An interesting work! This was clearly designed to “go long” as there are a lot of the equivalent of restholds, except it’s a guy looking as if he’s working for an opening even if he’s not, so it’s probably completely exhausting compared to normal pro wrestling. At points Bas is straight-up holding his hands behind his head and JUST breathing heavily, and neither guy goes for strikes or real submissions on the mat. And the difference between the “Extending the match” portions and “okay now we’re ACTUALLY going” portions are huge and super-noticeable- like the push-off by Bas was the cue to immediately go into a stiff strikefest that looks great and justifies some big reactions. It draws color, too- making it look more “real” (though when Funaki gets hit he crumbles almost perfectly onto his own legs to take as soft a fall as possible). And this leads to a ton of snug, brutal slaps and knees that cause bleeding (not hard to bust someone’s nose up with slaps but relatively hard to KO them- much the “worked shoot” stuff I see has slaps used in this manner to give the fans a good show). It’s fun seeing what is essentially slow sparring (the mat stuff) done in this environment but with no serious submission attempts applied, then suddenly it’s STRIKE TIME as the real match begins- about 3-4 minutes of the real stand-up.
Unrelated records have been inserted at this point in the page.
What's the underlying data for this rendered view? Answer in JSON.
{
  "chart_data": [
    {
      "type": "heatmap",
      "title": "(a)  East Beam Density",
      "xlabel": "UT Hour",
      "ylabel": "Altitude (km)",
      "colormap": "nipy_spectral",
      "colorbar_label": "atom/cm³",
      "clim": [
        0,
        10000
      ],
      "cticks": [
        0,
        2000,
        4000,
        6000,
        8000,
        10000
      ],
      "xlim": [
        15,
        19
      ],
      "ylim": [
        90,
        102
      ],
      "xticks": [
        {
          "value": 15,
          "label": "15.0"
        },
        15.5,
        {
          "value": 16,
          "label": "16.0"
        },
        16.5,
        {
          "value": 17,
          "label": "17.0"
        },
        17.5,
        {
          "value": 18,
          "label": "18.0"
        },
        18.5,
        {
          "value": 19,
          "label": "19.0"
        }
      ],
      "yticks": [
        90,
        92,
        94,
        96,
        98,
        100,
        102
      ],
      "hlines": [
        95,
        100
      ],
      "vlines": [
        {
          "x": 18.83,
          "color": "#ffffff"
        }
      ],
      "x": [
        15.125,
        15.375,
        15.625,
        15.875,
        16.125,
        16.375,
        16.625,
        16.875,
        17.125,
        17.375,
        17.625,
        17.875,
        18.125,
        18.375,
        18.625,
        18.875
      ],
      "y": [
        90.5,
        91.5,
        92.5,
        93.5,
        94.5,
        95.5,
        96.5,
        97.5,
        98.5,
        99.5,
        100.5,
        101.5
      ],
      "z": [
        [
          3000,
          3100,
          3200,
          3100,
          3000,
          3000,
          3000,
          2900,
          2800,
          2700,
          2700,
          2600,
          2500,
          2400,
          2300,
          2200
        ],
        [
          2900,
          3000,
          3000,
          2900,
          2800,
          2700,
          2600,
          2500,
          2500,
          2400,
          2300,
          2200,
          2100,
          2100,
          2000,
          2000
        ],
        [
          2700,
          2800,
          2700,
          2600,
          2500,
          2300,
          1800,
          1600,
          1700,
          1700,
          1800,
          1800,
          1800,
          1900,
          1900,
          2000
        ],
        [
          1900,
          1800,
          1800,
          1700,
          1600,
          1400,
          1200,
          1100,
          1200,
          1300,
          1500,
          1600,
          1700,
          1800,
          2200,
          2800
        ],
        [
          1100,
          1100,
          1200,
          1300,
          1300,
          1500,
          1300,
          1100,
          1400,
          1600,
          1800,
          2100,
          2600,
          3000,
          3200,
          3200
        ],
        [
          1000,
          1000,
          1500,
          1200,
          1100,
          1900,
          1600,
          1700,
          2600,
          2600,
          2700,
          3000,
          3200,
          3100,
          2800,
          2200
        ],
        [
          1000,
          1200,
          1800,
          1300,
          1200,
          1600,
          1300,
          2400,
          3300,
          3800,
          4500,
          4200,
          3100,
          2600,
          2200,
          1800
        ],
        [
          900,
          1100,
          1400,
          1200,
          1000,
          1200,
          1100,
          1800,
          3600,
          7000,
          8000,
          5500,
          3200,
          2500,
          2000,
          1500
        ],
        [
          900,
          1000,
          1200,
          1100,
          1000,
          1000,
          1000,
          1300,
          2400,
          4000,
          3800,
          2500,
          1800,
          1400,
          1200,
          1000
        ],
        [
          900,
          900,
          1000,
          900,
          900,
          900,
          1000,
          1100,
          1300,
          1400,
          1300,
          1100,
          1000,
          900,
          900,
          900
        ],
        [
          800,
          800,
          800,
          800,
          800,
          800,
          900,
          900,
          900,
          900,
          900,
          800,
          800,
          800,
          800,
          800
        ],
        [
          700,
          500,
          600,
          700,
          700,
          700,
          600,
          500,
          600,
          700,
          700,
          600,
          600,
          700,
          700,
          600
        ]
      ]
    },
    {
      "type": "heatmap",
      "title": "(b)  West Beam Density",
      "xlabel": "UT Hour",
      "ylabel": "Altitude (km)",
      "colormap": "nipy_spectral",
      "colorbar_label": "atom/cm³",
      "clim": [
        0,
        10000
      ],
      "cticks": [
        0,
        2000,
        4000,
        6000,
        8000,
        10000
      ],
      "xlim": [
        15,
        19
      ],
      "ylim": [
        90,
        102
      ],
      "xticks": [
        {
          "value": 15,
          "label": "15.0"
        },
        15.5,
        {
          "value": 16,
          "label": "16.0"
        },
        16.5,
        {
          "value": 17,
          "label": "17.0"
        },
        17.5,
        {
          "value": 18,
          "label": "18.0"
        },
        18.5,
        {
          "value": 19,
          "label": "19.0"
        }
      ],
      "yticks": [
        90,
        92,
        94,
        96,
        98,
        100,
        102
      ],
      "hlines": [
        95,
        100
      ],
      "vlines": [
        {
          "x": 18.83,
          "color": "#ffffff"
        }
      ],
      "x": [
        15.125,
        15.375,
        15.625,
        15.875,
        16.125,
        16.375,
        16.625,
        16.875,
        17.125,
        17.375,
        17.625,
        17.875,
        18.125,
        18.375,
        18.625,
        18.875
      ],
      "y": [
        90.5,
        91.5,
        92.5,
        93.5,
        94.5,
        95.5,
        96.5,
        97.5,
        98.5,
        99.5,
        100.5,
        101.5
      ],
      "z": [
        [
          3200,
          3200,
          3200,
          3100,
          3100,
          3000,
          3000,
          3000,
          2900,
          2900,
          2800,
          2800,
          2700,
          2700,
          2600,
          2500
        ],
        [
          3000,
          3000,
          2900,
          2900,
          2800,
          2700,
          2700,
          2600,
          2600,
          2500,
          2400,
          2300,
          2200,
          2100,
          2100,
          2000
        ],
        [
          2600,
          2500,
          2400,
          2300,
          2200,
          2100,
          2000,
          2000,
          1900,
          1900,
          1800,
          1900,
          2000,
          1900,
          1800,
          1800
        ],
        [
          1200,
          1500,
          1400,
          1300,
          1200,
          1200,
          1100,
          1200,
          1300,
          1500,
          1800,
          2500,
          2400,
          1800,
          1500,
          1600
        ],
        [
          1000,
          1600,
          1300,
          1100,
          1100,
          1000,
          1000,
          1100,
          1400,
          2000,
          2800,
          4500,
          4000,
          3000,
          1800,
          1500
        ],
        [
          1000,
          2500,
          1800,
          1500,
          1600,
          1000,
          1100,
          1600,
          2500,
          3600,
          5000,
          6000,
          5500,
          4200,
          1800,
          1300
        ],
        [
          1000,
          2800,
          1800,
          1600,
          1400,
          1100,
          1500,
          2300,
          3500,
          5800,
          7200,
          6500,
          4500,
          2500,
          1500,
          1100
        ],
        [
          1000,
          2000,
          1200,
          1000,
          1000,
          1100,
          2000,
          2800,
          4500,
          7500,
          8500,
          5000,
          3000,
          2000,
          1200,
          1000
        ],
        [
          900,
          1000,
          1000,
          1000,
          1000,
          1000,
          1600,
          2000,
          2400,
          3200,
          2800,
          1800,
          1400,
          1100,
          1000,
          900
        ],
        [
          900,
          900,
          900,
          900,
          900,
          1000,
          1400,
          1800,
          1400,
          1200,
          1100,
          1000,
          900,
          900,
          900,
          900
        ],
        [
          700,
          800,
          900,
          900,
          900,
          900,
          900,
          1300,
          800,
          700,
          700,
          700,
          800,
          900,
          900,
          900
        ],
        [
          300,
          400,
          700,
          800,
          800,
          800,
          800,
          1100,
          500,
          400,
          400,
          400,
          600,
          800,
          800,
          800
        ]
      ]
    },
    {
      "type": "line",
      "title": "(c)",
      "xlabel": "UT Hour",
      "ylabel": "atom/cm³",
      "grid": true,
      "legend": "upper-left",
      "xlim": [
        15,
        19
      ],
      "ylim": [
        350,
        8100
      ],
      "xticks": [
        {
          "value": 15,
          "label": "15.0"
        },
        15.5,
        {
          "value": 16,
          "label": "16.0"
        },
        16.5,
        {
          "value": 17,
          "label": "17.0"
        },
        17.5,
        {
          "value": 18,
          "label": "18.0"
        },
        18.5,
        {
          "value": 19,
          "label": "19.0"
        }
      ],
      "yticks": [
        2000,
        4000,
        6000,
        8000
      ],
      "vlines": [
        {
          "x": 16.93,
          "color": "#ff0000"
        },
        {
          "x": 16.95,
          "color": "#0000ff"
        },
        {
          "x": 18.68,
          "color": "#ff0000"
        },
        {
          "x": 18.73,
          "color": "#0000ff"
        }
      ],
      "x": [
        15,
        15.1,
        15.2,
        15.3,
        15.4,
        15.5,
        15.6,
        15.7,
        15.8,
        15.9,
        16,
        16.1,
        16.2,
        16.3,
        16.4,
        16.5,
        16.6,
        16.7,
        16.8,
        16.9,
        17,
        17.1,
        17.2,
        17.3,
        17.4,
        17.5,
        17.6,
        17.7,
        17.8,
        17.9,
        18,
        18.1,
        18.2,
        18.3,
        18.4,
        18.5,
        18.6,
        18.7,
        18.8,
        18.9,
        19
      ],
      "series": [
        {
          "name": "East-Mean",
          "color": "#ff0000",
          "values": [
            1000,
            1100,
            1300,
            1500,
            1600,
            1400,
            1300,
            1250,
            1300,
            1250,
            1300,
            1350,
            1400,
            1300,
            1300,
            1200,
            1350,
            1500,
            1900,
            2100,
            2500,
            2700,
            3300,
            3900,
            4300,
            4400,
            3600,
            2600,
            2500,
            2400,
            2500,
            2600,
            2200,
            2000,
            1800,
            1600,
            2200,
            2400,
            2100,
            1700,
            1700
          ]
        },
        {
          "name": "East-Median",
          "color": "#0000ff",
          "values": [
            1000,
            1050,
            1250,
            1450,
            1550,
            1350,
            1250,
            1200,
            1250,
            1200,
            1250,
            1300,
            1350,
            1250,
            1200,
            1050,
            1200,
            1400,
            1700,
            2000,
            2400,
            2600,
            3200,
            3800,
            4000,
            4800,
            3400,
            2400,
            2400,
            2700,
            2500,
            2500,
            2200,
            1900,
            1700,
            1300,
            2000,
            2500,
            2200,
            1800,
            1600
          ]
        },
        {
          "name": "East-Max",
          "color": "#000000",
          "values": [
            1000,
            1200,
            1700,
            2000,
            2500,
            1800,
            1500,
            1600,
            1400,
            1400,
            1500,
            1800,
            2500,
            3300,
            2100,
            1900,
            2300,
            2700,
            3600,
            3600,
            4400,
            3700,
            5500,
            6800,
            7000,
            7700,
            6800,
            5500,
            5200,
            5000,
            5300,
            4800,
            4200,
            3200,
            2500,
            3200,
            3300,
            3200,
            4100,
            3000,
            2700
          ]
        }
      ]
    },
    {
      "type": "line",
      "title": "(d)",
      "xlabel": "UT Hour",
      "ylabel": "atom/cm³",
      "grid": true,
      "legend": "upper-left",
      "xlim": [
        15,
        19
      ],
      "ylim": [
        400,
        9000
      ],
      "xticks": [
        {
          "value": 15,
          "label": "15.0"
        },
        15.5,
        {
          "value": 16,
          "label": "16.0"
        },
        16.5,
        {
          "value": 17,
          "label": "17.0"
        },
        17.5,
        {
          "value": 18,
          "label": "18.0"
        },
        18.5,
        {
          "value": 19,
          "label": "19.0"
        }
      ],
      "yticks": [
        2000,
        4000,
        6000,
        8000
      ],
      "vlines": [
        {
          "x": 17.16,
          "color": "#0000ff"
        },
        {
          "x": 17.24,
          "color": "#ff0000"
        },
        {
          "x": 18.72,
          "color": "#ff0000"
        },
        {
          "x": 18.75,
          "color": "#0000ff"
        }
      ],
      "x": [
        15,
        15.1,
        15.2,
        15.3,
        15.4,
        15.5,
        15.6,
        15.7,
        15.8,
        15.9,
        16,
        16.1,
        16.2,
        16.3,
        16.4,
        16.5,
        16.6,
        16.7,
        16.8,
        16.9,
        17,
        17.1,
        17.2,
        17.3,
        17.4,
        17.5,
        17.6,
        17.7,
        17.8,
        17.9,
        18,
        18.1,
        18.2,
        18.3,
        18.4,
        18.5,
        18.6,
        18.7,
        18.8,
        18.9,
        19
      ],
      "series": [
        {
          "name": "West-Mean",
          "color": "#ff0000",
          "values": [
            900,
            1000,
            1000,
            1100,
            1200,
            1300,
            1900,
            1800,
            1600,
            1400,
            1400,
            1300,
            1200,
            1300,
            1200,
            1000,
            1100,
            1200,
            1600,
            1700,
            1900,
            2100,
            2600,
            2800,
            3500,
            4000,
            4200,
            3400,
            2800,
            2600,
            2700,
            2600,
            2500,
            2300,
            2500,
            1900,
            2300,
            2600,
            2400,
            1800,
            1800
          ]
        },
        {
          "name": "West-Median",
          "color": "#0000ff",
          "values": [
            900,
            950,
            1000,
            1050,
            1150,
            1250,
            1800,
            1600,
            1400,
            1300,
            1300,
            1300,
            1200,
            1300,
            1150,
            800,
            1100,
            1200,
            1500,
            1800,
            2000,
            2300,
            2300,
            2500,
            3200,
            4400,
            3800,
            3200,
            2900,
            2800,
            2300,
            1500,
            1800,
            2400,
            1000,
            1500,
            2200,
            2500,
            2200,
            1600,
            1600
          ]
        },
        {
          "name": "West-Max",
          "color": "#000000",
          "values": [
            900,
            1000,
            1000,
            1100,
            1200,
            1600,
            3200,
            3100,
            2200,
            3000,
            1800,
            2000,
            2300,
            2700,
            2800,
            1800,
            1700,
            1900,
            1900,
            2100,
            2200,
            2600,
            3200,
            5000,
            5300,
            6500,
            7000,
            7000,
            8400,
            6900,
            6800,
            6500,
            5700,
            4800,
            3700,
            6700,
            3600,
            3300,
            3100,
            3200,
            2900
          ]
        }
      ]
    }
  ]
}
A credit to the cardio of both, too. It was mostly 50/50 (with Funaki leading the mat stuff but getting few strikes) until they stood up, and then it was Funaki getting a lot of babyface stuff, looking strong as he’s bludgeoned to death. Like Rutten was beating the SHIT out of him and the kid showed great heart weathering it all until the ref basically saves his life by cradling his dying body.
Rating: ***3/4 (this might be sacrilege lol, but the style is such an odd fit for me and imagine if pro wrestlers did a “only try for 4 of the 18 minutes” match!)